Code-switched emotion detection, a task analyzing the emotion in code-switched texts, has gain increasing research attention within recent years. Prior works utilize various neural models with sophisticated features to pursuit high performance of the task, while they still overlook some crucial characteristics of the code-switched texts. In this work, we present an innovative approach for improving code-switched emotion detection. We first consider a bilingual-view parallel translation for code-switched text enhancement, i.e., translating the code-switched texts into two languages. Then we propose an adversarial dual-channel encoder architecture, where two private encoders take as inputs the parallel texts in two languages, respectively.
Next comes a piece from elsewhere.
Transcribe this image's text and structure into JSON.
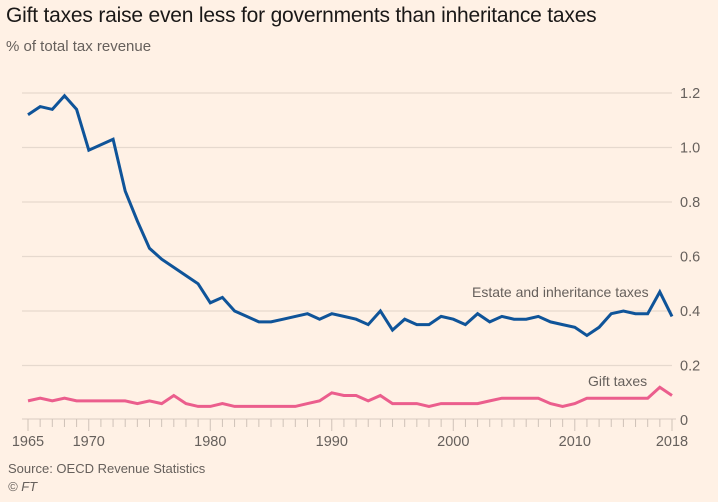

The private encoders and the shared encoder work collaboratively, and effectively retrieve the features from monolingual and bilingual perspectives under adversarial training. We conduct extensive experiments on five code-switched benchmark datasets. Results show that our model outperforms the strongly-performing baselines that leverage external code-switched or bilingual word embedding with over 1.5% F1 score on the Chinese–English, Spanish–English and Hindi–English code-mixed data, becoming the new state-of-the-art system. Further analyses including ablation, qualitative and error studies, demonstrate the effectiveness of our proposed encoder for code-switched texts, as well as the bilingual-view parallel translation strategy.